The return the wild get will depend on how much demand there is for his services, of course. Our pro scout that shot down the Walhstrom-and-a-first for Fiala offered this evaluation of the winger and whether he might fit on Long Island:
“I like the player. I guess I have some hesitation regarding the acquisition cost, as well as what the AAV term on his next deal comes in at,” he said. “(He) will expect his next contract to be a big one, I’d assume. When he’s on (he) can be a game-changer. I like that he commands the puck when on the ice. Can skate, very skilled, great shot, release. Hasn’t played with a true top-six center like that of (Mathew) Barzal, which could be exciting.”
He continued: “Certainly intrigued by the upside as a fairly young player still coming into his prime … and alongside Barzal.”
That possibility, of putting a winger like Fiala with a center like Barzal, is a big part of what makes this so intriguing from an Islanders point of view — especially considering that the centerman that Fiala spent most of the time with this season, Frederick Gaudreau, isnt a player in the same talent bracket as the 2018 Calder Trophy winner. Along with his dangerous shot, Fiala is particularly slippery around the front of the net, which is where so many of his goals came from this season. He only needs someone to get him the puck in those positions, and that’s something that Barzal can do well when he’s on his game.
Of course, if the Islanders are going to make a play for Fiala, they would have to sign him — and that won’t be cheap. Most projections have Fiala getting somewhere in the $7 to 8 million range annually, depending on the length of the deal.
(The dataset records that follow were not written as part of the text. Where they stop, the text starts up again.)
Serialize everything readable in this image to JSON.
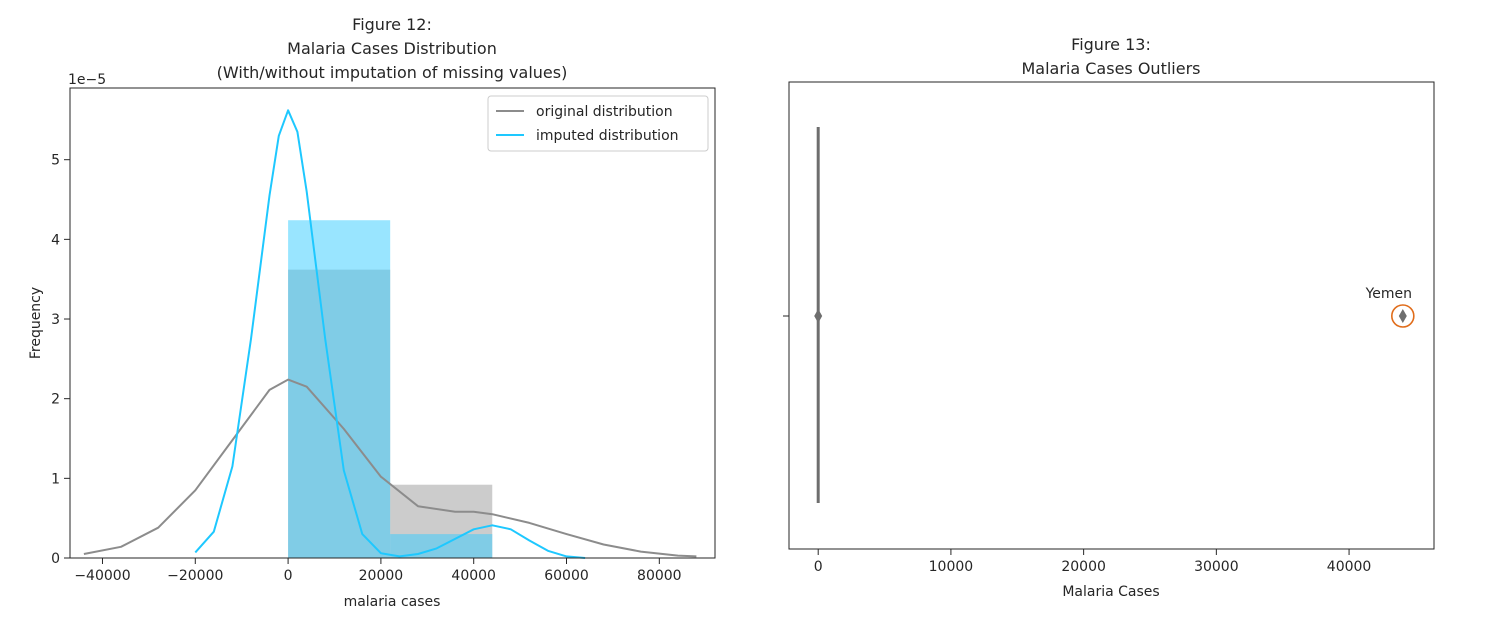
{
  "chart_data": [
    {
      "type": "histogram+kde",
      "title_lines": [
        "Figure 12:",
        "Malaria Cases Distribution",
        "(With/without imputation of missing values)"
      ],
      "xlabel": "malaria cases",
      "ylabel": "Frequency",
      "y_offset_label": "1e−5",
      "xlim": [
        -47000,
        92000
      ],
      "ylim": [
        0,
        5.9e-05
      ],
      "xticks": [
        -40000,
        -20000,
        0,
        20000,
        40000,
        60000,
        80000
      ],
      "xtick_labels": [
        "−40000",
        "−20000",
        "0",
        "20000",
        "40000",
        "60000",
        "80000"
      ],
      "yticks": [
        0,
        1e-05,
        2e-05,
        3e-05,
        4e-05,
        5e-05
      ],
      "ytick_labels": [
        "0",
        "1",
        "2",
        "3",
        "4",
        "5"
      ],
      "legend": {
        "placement": "top-right",
        "entries": [
          {
            "label": "original distribution",
            "color": "#8c8c8c"
          },
          {
            "label": "imputed distribution",
            "color": "#1ec8ff"
          }
        ]
      },
      "histograms": [
        {
          "series": "original distribution",
          "color": "#999999",
          "opacity": 0.5,
          "bins": [
            {
              "x0": 0,
              "x1": 22000,
              "y": 3.62e-05
            },
            {
              "x0": 22000,
              "x1": 44000,
              "y": 9.2e-06
            }
          ]
        },
        {
          "series": "imputed distribution",
          "color": "#33ccff",
          "opacity": 0.5,
          "bins": [
            {
              "x0": 0,
              "x1": 22000,
              "y": 4.24e-05
            },
            {
              "x0": 22000,
              "x1": 44000,
              "y": 3e-06
            }
          ]
        }
      ],
      "kde": [
        {
          "series": "original distribution",
          "color": "#8c8c8c",
          "x": [
            -44000,
            -36000,
            -28000,
            -20000,
            -12000,
            -4000,
            0,
            4000,
            12000,
            20000,
            28000,
            36000,
            40000,
            44000,
            52000,
            60000,
            68000,
            76000,
            84000,
            88000
          ],
          "y": [
            5e-07,
            1.4e-06,
            3.8e-06,
            8.5e-06,
            1.48e-05,
            2.11e-05,
            2.24e-05,
            2.15e-05,
            1.62e-05,
            1.02e-05,
            6.5e-06,
            5.8e-06,
            5.8e-06,
            5.5e-06,
            4.4e-06,
            3e-06,
            1.7e-06,
            8e-07,
            3e-07,
            2e-07
          ]
        },
        {
          "series": "imputed distribution",
          "color": "#1ec8ff",
          "x": [
            -20000,
            -16000,
            -12000,
            -8000,
            -4000,
            -2000,
            0,
            2000,
            4000,
            8000,
            12000,
            16000,
            20000,
            24000,
            28000,
            32000,
            36000,
            40000,
            44000,
            48000,
            52000,
            56000,
            60000,
            64000
          ],
          "y": [
            7e-07,
            3.3e-06,
            1.15e-05,
            2.75e-05,
            4.55e-05,
            5.3e-05,
            5.62e-05,
            5.35e-05,
            4.6e-05,
            2.75e-05,
            1.1e-05,
            3e-06,
            6e-07,
            2e-07,
            5e-07,
            1.2e-06,
            2.4e-06,
            3.6e-06,
            4.1e-06,
            3.6e-06,
            2.2e-06,
            9e-07,
            2e-07,
            0.0
          ]
        }
      ]
    },
    {
      "type": "boxplot",
      "title_lines": [
        "Figure 13:",
        "Malaria Cases Outliers"
      ],
      "xlabel": "Malaria Cases",
      "xlim": [
        -2200,
        46400
      ],
      "xticks": [
        0,
        10000,
        20000,
        30000,
        40000
      ],
      "xtick_labels": [
        "0",
        "10000",
        "20000",
        "30000",
        "40000"
      ],
      "box": {
        "min": 0,
        "q1": 0,
        "median": 0,
        "q3": 0,
        "max": 0,
        "color": "#6e6e6e"
      },
      "outliers": [
        {
          "x": 0
        },
        {
          "x": 44050
        }
      ],
      "annotations": [
        {
          "text": "Yemen",
          "x": 44050,
          "highlight_color": "#e06c1a"
        }
      ]
    }
  ]
}
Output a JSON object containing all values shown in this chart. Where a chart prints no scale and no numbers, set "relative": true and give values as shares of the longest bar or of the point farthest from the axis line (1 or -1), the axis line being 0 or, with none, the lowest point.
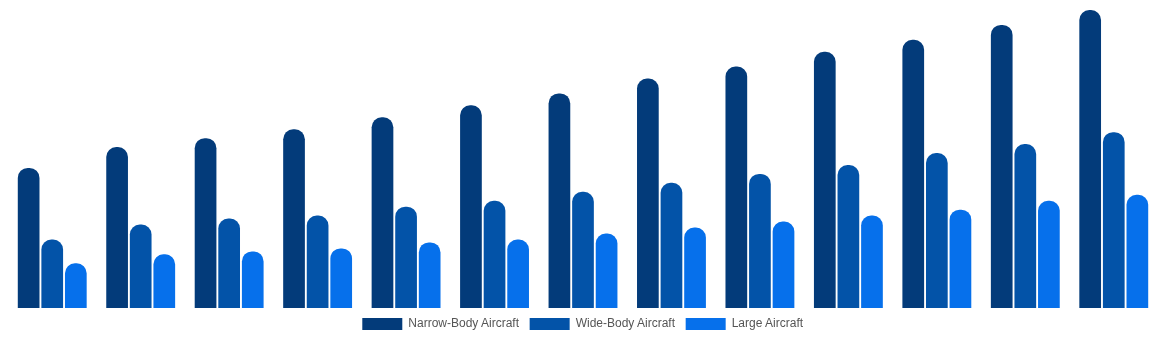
{
  "chart_data": {
    "type": "bar",
    "relative": true,
    "categories": [
      null,
      null,
      null,
      null,
      null,
      null,
      null,
      null,
      null,
      null,
      null,
      null,
      null
    ],
    "legend": "bottom",
    "series": [
      {
        "name": "Narrow-Body Aircraft",
        "color": "#033b7a",
        "values": [
          0.47,
          0.54,
          0.57,
          0.6,
          0.64,
          0.68,
          0.72,
          0.77,
          0.81,
          0.86,
          0.9,
          0.95,
          1
        ]
      },
      {
        "name": "Wide-Body Aircraft",
        "color": "#0353a8",
        "values": [
          0.23,
          0.28,
          0.3,
          0.31,
          0.34,
          0.36,
          0.39,
          0.42,
          0.45,
          0.48,
          0.52,
          0.55,
          0.59
        ]
      },
      {
        "name": "Large Aircraft",
        "color": "#0670eb",
        "values": [
          0.15,
          0.18,
          0.19,
          0.2,
          0.22,
          0.23,
          0.25,
          0.27,
          0.29,
          0.31,
          0.33,
          0.36,
          0.38
        ]
      }
    ]
  }
}
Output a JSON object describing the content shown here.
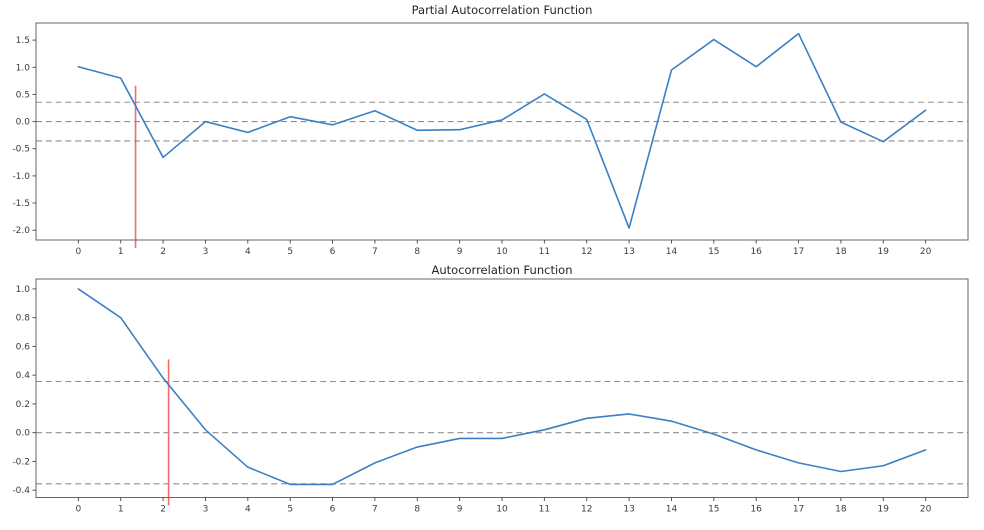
{
  "figure": {
    "background": "#ffffff",
    "spine_color": "#666666",
    "tick_color": "#444444",
    "label_color": "#3c3c3c"
  },
  "chart_data": [
    {
      "type": "line",
      "title": "Partial Autocorrelation Function",
      "xlabel": "",
      "ylabel": "",
      "x": [
        0,
        1,
        2,
        3,
        4,
        5,
        6,
        7,
        8,
        9,
        10,
        11,
        12,
        13,
        14,
        15,
        16,
        17,
        18,
        19,
        20
      ],
      "values": [
        1.01,
        0.8,
        -0.66,
        0.0,
        -0.2,
        0.09,
        -0.06,
        0.2,
        -0.16,
        -0.15,
        0.03,
        0.51,
        0.04,
        -1.96,
        0.95,
        1.51,
        1.01,
        1.62,
        -0.01,
        -0.37,
        0.21
      ],
      "x_tick_labels": [
        "0",
        "1",
        "2",
        "3",
        "4",
        "5",
        "6",
        "7",
        "8",
        "9",
        "10",
        "11",
        "12",
        "13",
        "14",
        "15",
        "16",
        "17",
        "18",
        "19",
        "20"
      ],
      "y_ticks": [
        1.5,
        1.0,
        0.5,
        0.0,
        -0.5,
        -1.0,
        -1.5,
        -2.0
      ],
      "y_tick_labels": [
        "1.5",
        "1.0",
        "0.5",
        "0.0",
        "-0.5",
        "-1.0",
        "-1.5",
        "-2.0"
      ],
      "xlim": [
        -1,
        21
      ],
      "ylim": [
        -2.18,
        1.815
      ],
      "grid": false,
      "legend": "none",
      "conf_band_levels": [
        0.356,
        0.0,
        -0.356
      ],
      "marker_line": {
        "x": 1.35,
        "y_top": 0.66
      },
      "line_color": "#3c80c4",
      "marker_line_color": "#f46c6c",
      "band_color": "#8f8f8f"
    },
    {
      "type": "line",
      "title": "Autocorrelation Function",
      "xlabel": "",
      "ylabel": "",
      "x": [
        0,
        1,
        2,
        3,
        4,
        5,
        6,
        7,
        8,
        9,
        10,
        11,
        12,
        13,
        14,
        15,
        16,
        17,
        18,
        19,
        20
      ],
      "values": [
        1.0,
        0.8,
        0.38,
        0.02,
        -0.24,
        -0.36,
        -0.36,
        -0.21,
        -0.1,
        -0.04,
        -0.04,
        0.02,
        0.1,
        0.13,
        0.08,
        -0.01,
        -0.12,
        -0.21,
        -0.27,
        -0.23,
        -0.12
      ],
      "x_tick_labels": [
        "0",
        "1",
        "2",
        "3",
        "4",
        "5",
        "6",
        "7",
        "8",
        "9",
        "10",
        "11",
        "12",
        "13",
        "14",
        "15",
        "16",
        "17",
        "18",
        "19",
        "20"
      ],
      "y_ticks": [
        1.0,
        0.8,
        0.6,
        0.4,
        0.2,
        0.0,
        -0.2,
        -0.4
      ],
      "y_tick_labels": [
        "1.0",
        "0.8",
        "0.6",
        "0.4",
        "0.2",
        "0.0",
        "-0.2",
        "-0.4"
      ],
      "xlim": [
        -1,
        21
      ],
      "ylim": [
        -0.451,
        1.069
      ],
      "grid": false,
      "legend": "none",
      "conf_band_levels": [
        0.356,
        0.0,
        -0.356
      ],
      "marker_line": {
        "x": 2.13,
        "y_top": 0.51
      },
      "line_color": "#3c80c4",
      "marker_line_color": "#f46c6c",
      "band_color": "#8f8f8f"
    }
  ]
}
If the Islanders are going to commit that kind of money to Fiala — or to any other prospective free agent, like Johnny Gaudreau or Filip Forsberg — they’re going to have to move other money out.
According to CapFriendly, the Islanders have approximately $70.5 million committed to 18 roster players next season, and that includes just three established NHL defensemen. Noah Dobson and Kieffer Bellows are their two most notable restricted free agents, and Dobson, especially, is in line for a sizable raise.
I’m still of the belief that the Islanders could move Josh Bailey and his $5 million salary-cap hit for the next two seasons, but getting Bailey clean off the books wouldn’t be a sure thing, either. There’s also the potential that the Islanders could move No. 2 goalie Semyon Varlamov, although after seeing what’s happened with goalies getting injured throughout the 2022 Stanley Cup playoffs, that also would carry a huge risk and force the Islanders to find a veteran backup somewhere else.
Still, this is an Islanders team that needs more scoring up front and needs to find someone that can mesh with Barzal. Fiala has the potential to check both of those boxes.